Hay quienes aseguran que eras hijo de una esclava, otros dicen que esta solo te amamantó. Pero están esos que se niegan rotundamente a investigar tus raices, con un profundo temor a que sea verdad eso de que no tenías la nariz perfiladita como los españoles y que por el contrario tu mandibula era gruesa como la de los africanos.
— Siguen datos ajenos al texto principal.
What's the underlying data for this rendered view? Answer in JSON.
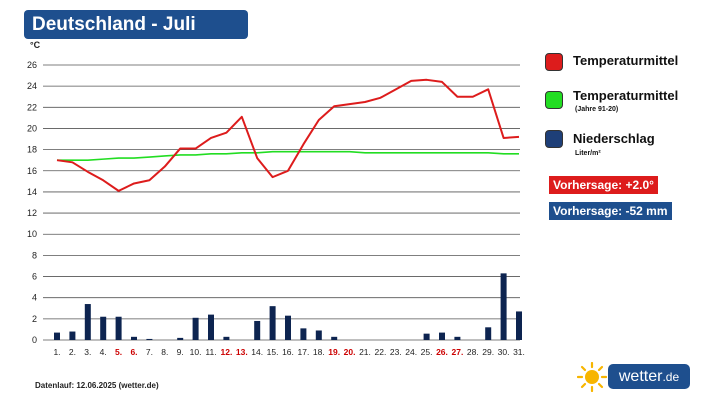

Estos últimos esconden en sus miedos la verdad de tus luchas, de tu vida y tus victorias.
El crecer entre personas que llamaban distintas, hizo que te dieras cuenta cuan iguales eran y cuan iguales somos, por eso te empeñaste en convertirlos en mujeres y hombres libres, que decidieran por si mismos como ser llamados, a donde ir y con que fin.
Esos miedosos también se empeñan en tenerte en un merecido pero caprichoso altar, que deja a un lado tu camino lleno de dificultades vencidas, para darnos la patria que hoy tenemos.
Quieren ocultarnos tu historia para que no siga floreciendo ese espíritu libertario que despierta cada tantos años, o mejor aún, no duerme mientras exista este pueblo valiente, pueblo de Simón el blanco, el indio, de Simón niño, de Simón mujer, de Simón bravío, de Simón el negro, del Simón que nació para hacerse eterno.